Dispatches from the Creation Wars

The 5th Circuit is currently hearing an en banc appeal of a case where a school district refused to allow a student to hand out candy cane-shaped pens with religious messages attached to them. And the religious right continues to lie about the case, particularly in the Worldnutdaily. Look at what they’ve claimed about the case in just the last couple weeks. On May 17:

A hearing is scheduled Monday before the 5th U.S. Circuit Court of Appeals in New Orleans that could determine if students in elementary schools have the protections of the First Amendment to the U.S. Constitution…

But Kelly Shackelford, the president and CEO of Liberty Institute, told WND the fundamental question in the disagreement is whether the appeals court will “strip away the First Amendment rights of kids and their parents in the schools.”

“This is really serious, very dangerous,” he said, noting it would be the highest level for such a decision in the nation, short only a ruling from the U.S. Supreme Court.

“This is chilling. What this means if they have no First Amendment rights is that they have no right to have a viewpoint different from the government,” he said…

“If they win this case, they could silence 41 million American school kids and their parents,” the Institute explained.

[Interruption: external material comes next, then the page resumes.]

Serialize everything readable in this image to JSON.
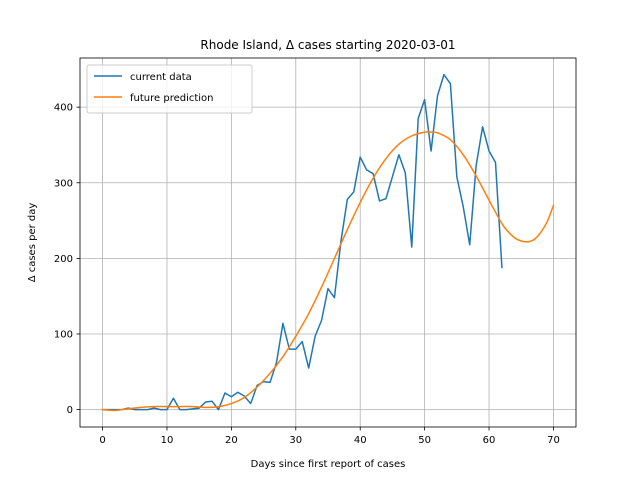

Shackelford sees the possibility of a slippery slope: If an elementary school student has no First Amendment rights, what about a middle school or junior high student. Then what about a high school student. And what about adults, too? …

“This would be a massive transfer of power from citizens and students and their parents to the government. The government would decide whether students have those rights.”

And on May 23:

A decision by school officials to bar a student from handing out candy-cane pens with a Christian message to classmates at a “winter” party arrived today before the full panel of judges of the 5th U.S. Circuit Court of Appeals, who will have to decide whether the First Amendment’s speech protections apply also to youngsters in this instance.

But this is all nonsense. In fact, the court already ruled on the First Amendment issue, in favor of the kids. The school was clearly wrong and the Appeals Court already ruled that way. So why is the case continuing? As I explained last year, the only real issue left in the case is the question of qualified immunity.

Public employees like school principals are given qualified immunity from being sued for decisions made or actions taken as part of their official responsibilities. That means they can’t be sued personally for those decisions, but can be sued in their official capacities. But the plaintiffs in this case want to sue them personally, not just sue the school. And the school officials are claiming that they have qualified immunity.

The key legal question is whether the student’s right to hand out such items was “clearly established.” Qualified immunity goes away only in cases where the official action violated a clearly established right. And the school officials are arguing that even if their actions did violate the student’s rights, that right was not clearly established by court precedents that they should have been aware of.

Now, I happen to agree with the plaintiffs that the right in this case was clearly established. But that is an entirely different question from the substantive First Amendment issue, which has already been decided. The case being appealed was solely on the qualified immunity question. But they have to scare people into thinking that their rights are still at risk in order to keep the money flowing in.